Mavis transformed back, dripping wet, eyes blazing. She shoved her phone at Dracula— the viral video playing on loop, already at two million views. "Explain. Now."

Dracula froze, Dennis still in his arms. "Mavy-Wavy… it was… educational. A small lesson in—"

"Educational?!" Mavis's voice cracked like thunder. "You threw my son off a tower! The whole world saw it! He could have died!"

Dennis reached for her, gap-toothed smile undimmed. "Mommy! I flew! Grandpa caught me! It was bleh bleh bleh fun!"

Vic stepped between them, hands raised. "Hey, easy. Kid's fine. No harm, no foul. Godfather supervised the whole time. Venom had parachutes ready."

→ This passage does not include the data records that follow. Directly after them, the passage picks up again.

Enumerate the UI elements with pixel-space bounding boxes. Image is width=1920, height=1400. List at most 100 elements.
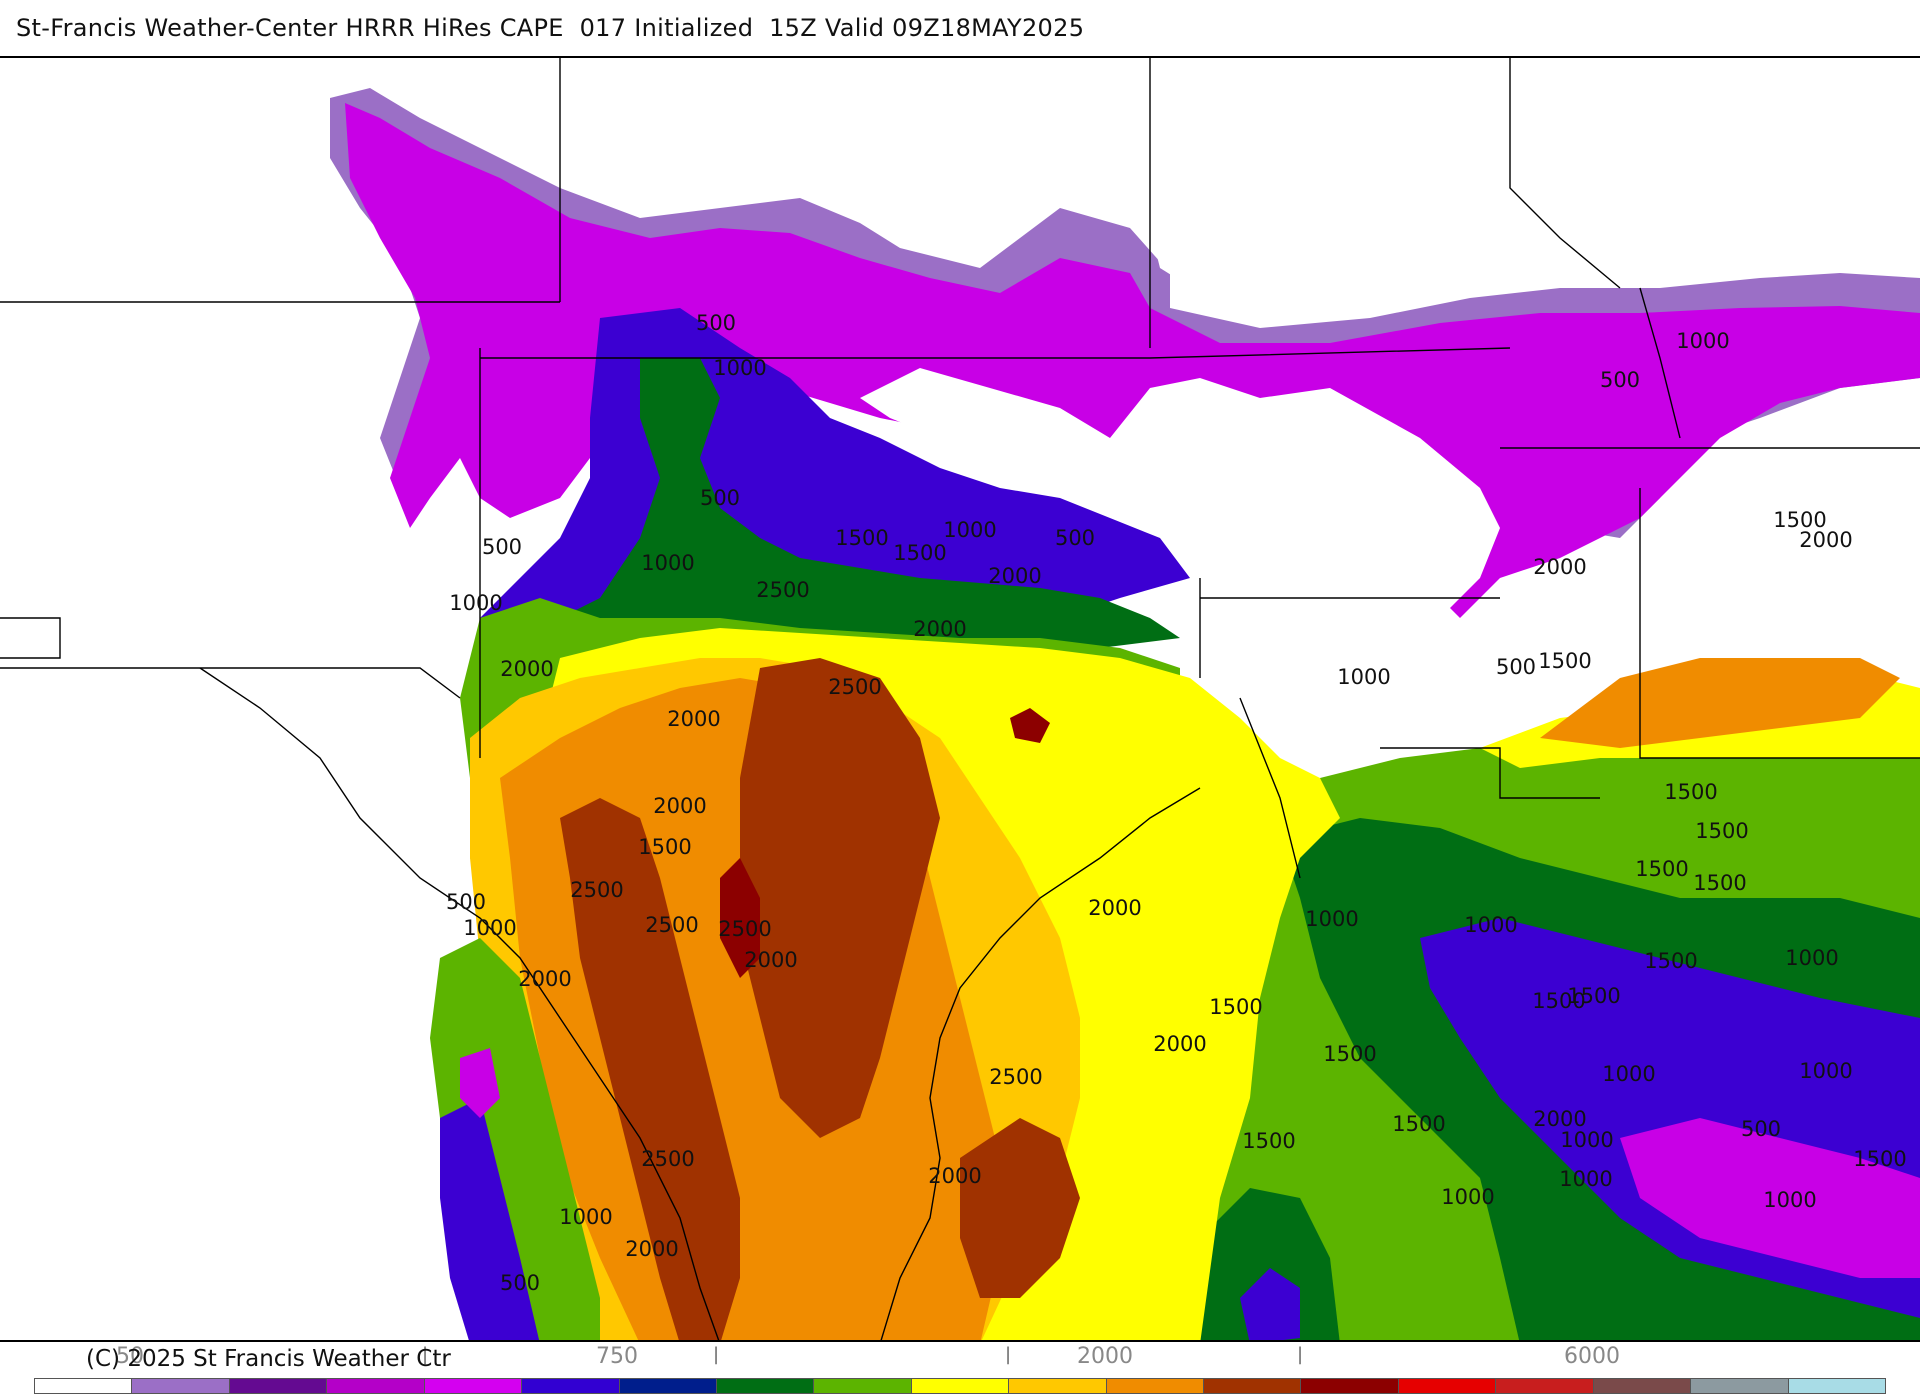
contour-label: 2500 [645,913,698,937]
colorbar-tick-mark: | [712,1344,720,1365]
colorbar-swatch [716,1379,815,1393]
contour-label: 1500 [1644,949,1697,973]
contour-label: 1000 [641,551,694,575]
cape-region-darkred-north [1010,708,1050,743]
contour-label: 1500 [1567,984,1620,1008]
colorbar-tick-mark: | [421,1344,429,1365]
colorbar-swatch [1301,1379,1399,1393]
contour-label: 500 [700,486,740,510]
contour-label: 1000 [1560,1128,1613,1152]
contour-label: 1000 [1559,1167,1612,1191]
colorbar-swatch [229,1379,328,1393]
cape-region-magenta-north [345,103,1920,618]
contour-label: 500 [1055,526,1095,550]
colorbar-swatch [327,1379,425,1393]
contour-label: 2000 [1153,1032,1206,1056]
contour-label: 1000 [1676,329,1729,353]
colorbar-swatch [1204,1379,1302,1393]
cape-region-rust-central [740,658,940,1138]
boundary-line [0,488,1920,879]
cape-region-orange-northeast [1540,658,1900,748]
contour-label: 2500 [718,917,771,941]
contour-label: 500 [500,1271,540,1295]
colorbar-tick-label: 50 [116,1344,144,1369]
contour-label: 1500 [1242,1129,1295,1153]
contour-label: 2000 [625,1237,678,1261]
colorbar-swatch [1496,1379,1594,1393]
contour-label: 1000 [943,518,996,542]
contour-label: 1500 [1664,780,1717,804]
contour-label: 2000 [653,794,706,818]
colorbar-swatch [1593,1379,1692,1393]
contour-label: 2500 [641,1147,694,1171]
contour-label: 2000 [913,617,966,641]
state-boundaries [0,58,1920,1340]
colorbar-swatch [619,1379,717,1393]
colorbar-ticks: 50 | 750 | | 2000 | 6000 [0,1344,1920,1372]
contour-label: 1500 [1532,989,1585,1013]
cape-region-blue-westcoast [440,1098,540,1340]
colorbar-swatch [911,1379,1010,1393]
contour-label: 1500 [1538,649,1591,673]
contour-label: 2000 [518,967,571,991]
cape-region-rust-coast [960,1118,1080,1298]
contour-label: 2000 [1533,1107,1586,1131]
contour-label: 1500 [1392,1112,1445,1136]
colorbar-swatch [1691,1379,1789,1393]
contour-label: 2500 [570,878,623,902]
contour-label: 1500 [1853,1147,1906,1171]
contour-label: 1500 [1635,857,1688,881]
contour-label: 2000 [1533,555,1586,579]
contour-label: 1500 [1693,871,1746,895]
cape-region-rust-west [560,798,740,1340]
colorbar-tick-mark: | [1296,1344,1304,1365]
contour-label: 2500 [756,578,809,602]
cape-region-darkgreen-southcentral [1190,1188,1340,1340]
contour-label: 1500 [893,541,946,565]
contour-label: 2000 [1799,528,1852,552]
contour-label: 2500 [828,675,881,699]
colorbar-tick-label: 6000 [1564,1344,1620,1369]
contour-label: 1000 [1785,946,1838,970]
map-title: St-Francis Weather-Center HRRR HiRes CAP… [16,14,1085,42]
contour-label: 1500 [1209,995,1262,1019]
contour-label: 1000 [1602,1062,1655,1086]
contour-label: 2000 [667,707,720,731]
cape-region-darkred-core [720,858,760,978]
boundary-line [0,58,1511,758]
cape-region-magenta-westcoast [460,1048,500,1118]
contour-label: 2000 [928,1164,981,1188]
cape-region-darkgreen-west [480,358,1180,818]
contour-label: 500 [482,535,522,559]
contour-label: 2000 [744,948,797,972]
contour-label: 1000 [1305,907,1358,931]
contour-label: 1000 [449,591,502,615]
contour-label: 1500 [1773,508,1826,532]
contour-label: 500 [446,890,486,914]
boundary-line [1500,58,1920,449]
footer: 50 | 750 | | 2000 | 6000 (C) 2025 St Fra… [0,1342,1920,1400]
contour-label: 1000 [1464,913,1517,937]
contour-label: 2000 [500,657,553,681]
contour-label: 1000 [1337,665,1390,689]
contour-label: 1000 [1763,1188,1816,1212]
colorbar-tick-label: 2000 [1077,1344,1133,1369]
cape-region-white-north [1040,98,1920,308]
colorbar-swatch [35,1379,133,1393]
contour-label: 500 [1600,368,1640,392]
contour-label: 2000 [1088,896,1141,920]
copyright-text: (C) 2025 St Francis Weather Ctr [86,1346,451,1372]
colorbar-swatch [1788,1379,1886,1393]
colorbar-swatch [1009,1379,1107,1393]
colorbar-swatch [424,1379,523,1393]
colorbar-swatch [1106,1379,1205,1393]
contour-label: 1000 [463,916,516,940]
contour-label: 1500 [835,526,888,550]
contour-label: 1500 [638,835,691,859]
contour-label: 1000 [1799,1059,1852,1083]
colorbar-tick-label: 750 [596,1344,638,1369]
contour-label: 1000 [559,1205,612,1229]
contour-label: 1000 [713,356,766,380]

Venom nodded solemnly. "And chocolate for after. Kid's a champ."

But Mavis's gaze didn't soften. She looked at her father, then at the hotel lights, then at Dennis's trusting face. "I'm done, Dad. We'll have his birthday party here tomorrow—like we promised. With everyone. Cake. Kakie. The works. Then… we're moving to California. Permanently. Dennis deserves normal. Not towers. Not fires. Not being a freak like me."

Johnny landed beside her, dripping too, but his arm went around her shoulders. "Babe… we'll talk. But she's right, Drac. The video's everywhere. Kid's safe—that's what matters."

Dracula's red eyes dimmed. He set Dennis down gently. The boy toddled over to hug his mother's leg. "Don't be mad, Grandpa. Bleh bleh bleh party tomorrow?"

Dracula forced a smile, ancient heart cracking. "Of course, my boy. The best party ever."

Vic and Venom exchanged a quiet look. The symbiote tendrils patted Dennis's head softly. "We've got your back, kid. Hotel or California—godfather and Venom go where you go."

The group stood in the hotel driveway—singed, exhausted, but together—as the first hints of enchanted dawn lightened the sky.

Tomorrow was Dennis's fifth birthday.

Fangs or no fangs.

Move or no move.

The family—monsters, humans, symbiote, and one bleh-ing boy—would celebrate.

And whatever came after, they would face it the only way they knew how: with chocolate, chaos, and unbreakable love.

The viral video played on Mavis's phone one last time: tiny Dennis falling, shouting "bleh bleh bleh," caught at the last second.

Mavis closed the app.

"Party first," she said firmly. "Then California."

Dracula nodded once, cape heavy.

Inside the hotel, lights flickered on. Preparations would begin at sunrise.

The story of the boy who never needed to fly to be extraordinary was reaching its next chapter.

And somewhere in the distance, Kakie the Cake Monster sang faintly from a forgotten speaker—reminding them all that sometimes the best adventures happen on the ground.